Granted, the High Court has thrown the occasion bone in the direction of the “proletariat,” but that gesture has usually been in the form of extending due process or some other civil libertarian right to the underdog. It’s different when it comes to money and property. In matters involving economic hegemony, workers have historically been pissed on from a great height.
One example of just how “corporate-minded” the judiciary has always been is the application of the landmark Sherman Anti-Trust Act (1890) in the Danbury Hatters Case (1908). While liberals loved passage of the Sherman Act because they finally had something on the books that thwarted monopolies and price-fixing, the manner in which the Supreme Court interpreted the Act was a mind-blower.
Briefly, the facts are these: When a labor union, the United Hatters of North America, tried to organize a hat factory—D.E. Loewe and Company, located in Danbury, Connecticut—the company unceremoniously rebuffed them (officials refused even to meet with the union). Accordingly, the United Hatters called a strike.
And when D.E. Loewe and Company hired scabs to replace the striking workers, the hatters swung into action. With the assistance of the influential AFL (American Federation of Labor), they launched a public relations campaign, urging the company’s retail outlets not to carry Loewe’s merchandise. Apparently, the proposed boycott worked extraordinarily well. Customers balked and orders shrank.
But D.E. Loewe took its case all the way to the Supreme Court. They argued that the AFL’s boycott violated the “restraint of trade” provision laid out in the Sherman Act, and incredibly, the U.S. Supreme Court bought the argument. The Court basically stated that anything that resulted in significantly impeding a commercial venture—including strikes and boycotts—was illegal under the Sherman Act.

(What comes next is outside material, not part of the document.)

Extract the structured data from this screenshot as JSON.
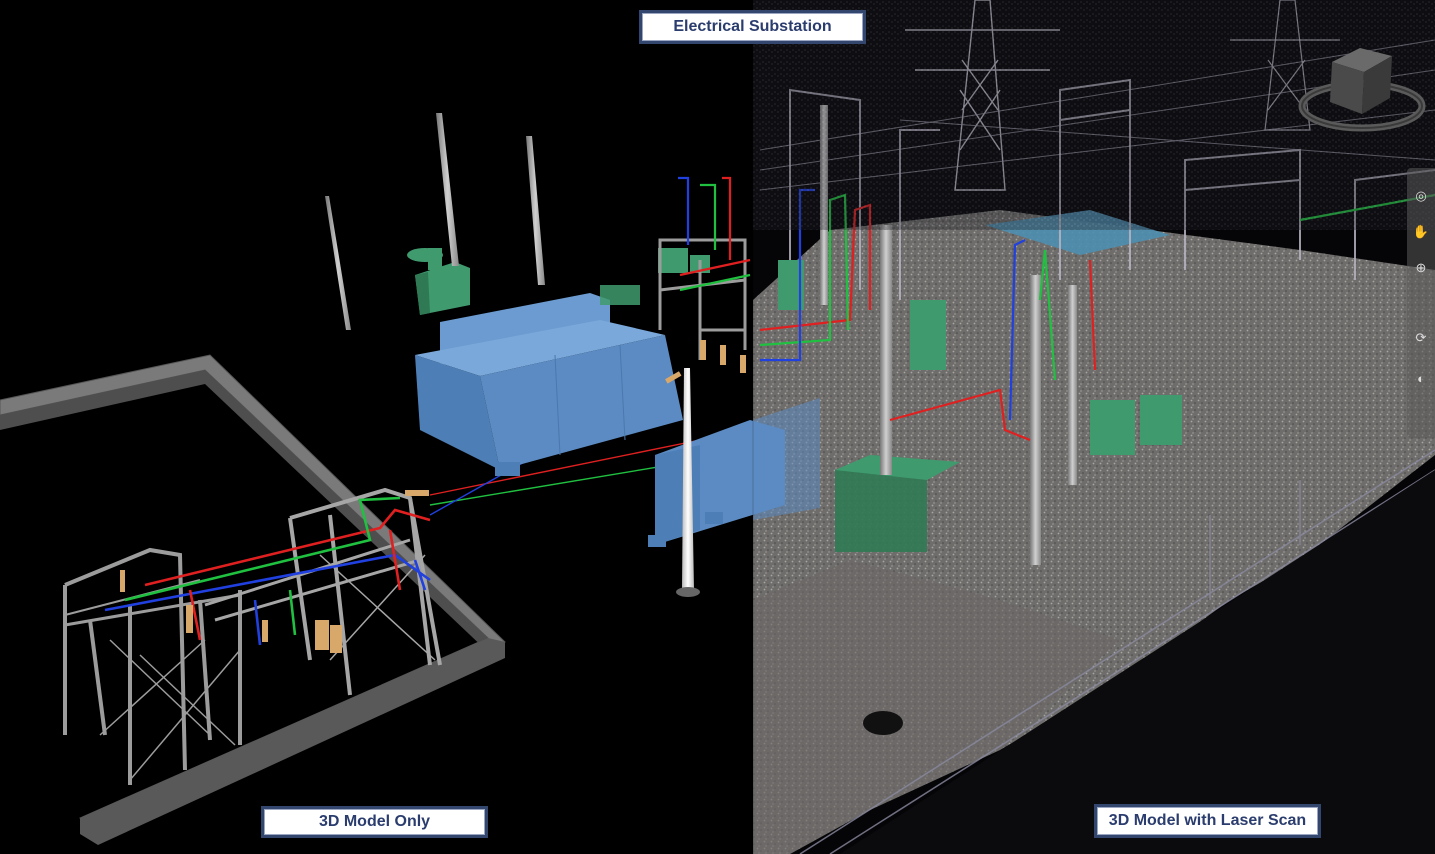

Not content to simply win, D.E. Loewe filed a lawsuit against the union, demanding compensation. Citing the Sherman Act, a lower court awarded Loewe triple damages (triple!!), to be paid by members of the United Hatters. Bank accounts were attached and home foreclosures were threatened. Naturally, the union appealed, but the Supreme Court, in 1915, upheld the decision. So much for workers’ rights.
The Danbury Hatters Case was just one of many anti-labor decisions passed down by the courts. There were dozens of others. It wasn’t until 1932, with passage of the Norris-LaGuardia Act (which forbid judges from arbitrarily issuing strike injunctions), that things began looking up, and it wasn’t until 1935, with passage of the Wagner Act, that organized labor finally gained a place at the table.
Still, even with Wagner in effect, organized labor’s status was precarious. In fact, labor’s “glory days” lasted barely 12 years. In 1947, the Taft-Hartley Act altered many of the Wagner Act’s provisions, including making “right to work” states legal and making secondary boycotts illegal.
By passing Taft-Hartley, the U.S. Congress demonstrated that it was equally as hostile to labor as the courts were.
Unfortunately, boycotts (even the legal, modestly ambitious ones) don’t usually work today because we’ve become too fragmented and diluted (in union jargon: “corpuscular”) as a nation. It’s hard to mobilize and harder yet to maintain discipline.
But even if we did become unified, even if by some crazy happenstance working people (the bottom 80-percent), in a splashy show of solidarity, were able to put a dent in the nation’s commerce, it would be illegal. President Obama would invoke Taft-Hartley and make everybody go back to work.
Working people have no leverage. They aren’t allowed to engage in meaningful strikes, they aren’t allowed to engage in meaningful boycotts, and they aren’t even allowed to keep their jobs during a walkout. Doesn’t that give a whole new meaning to the term “stacked deck”?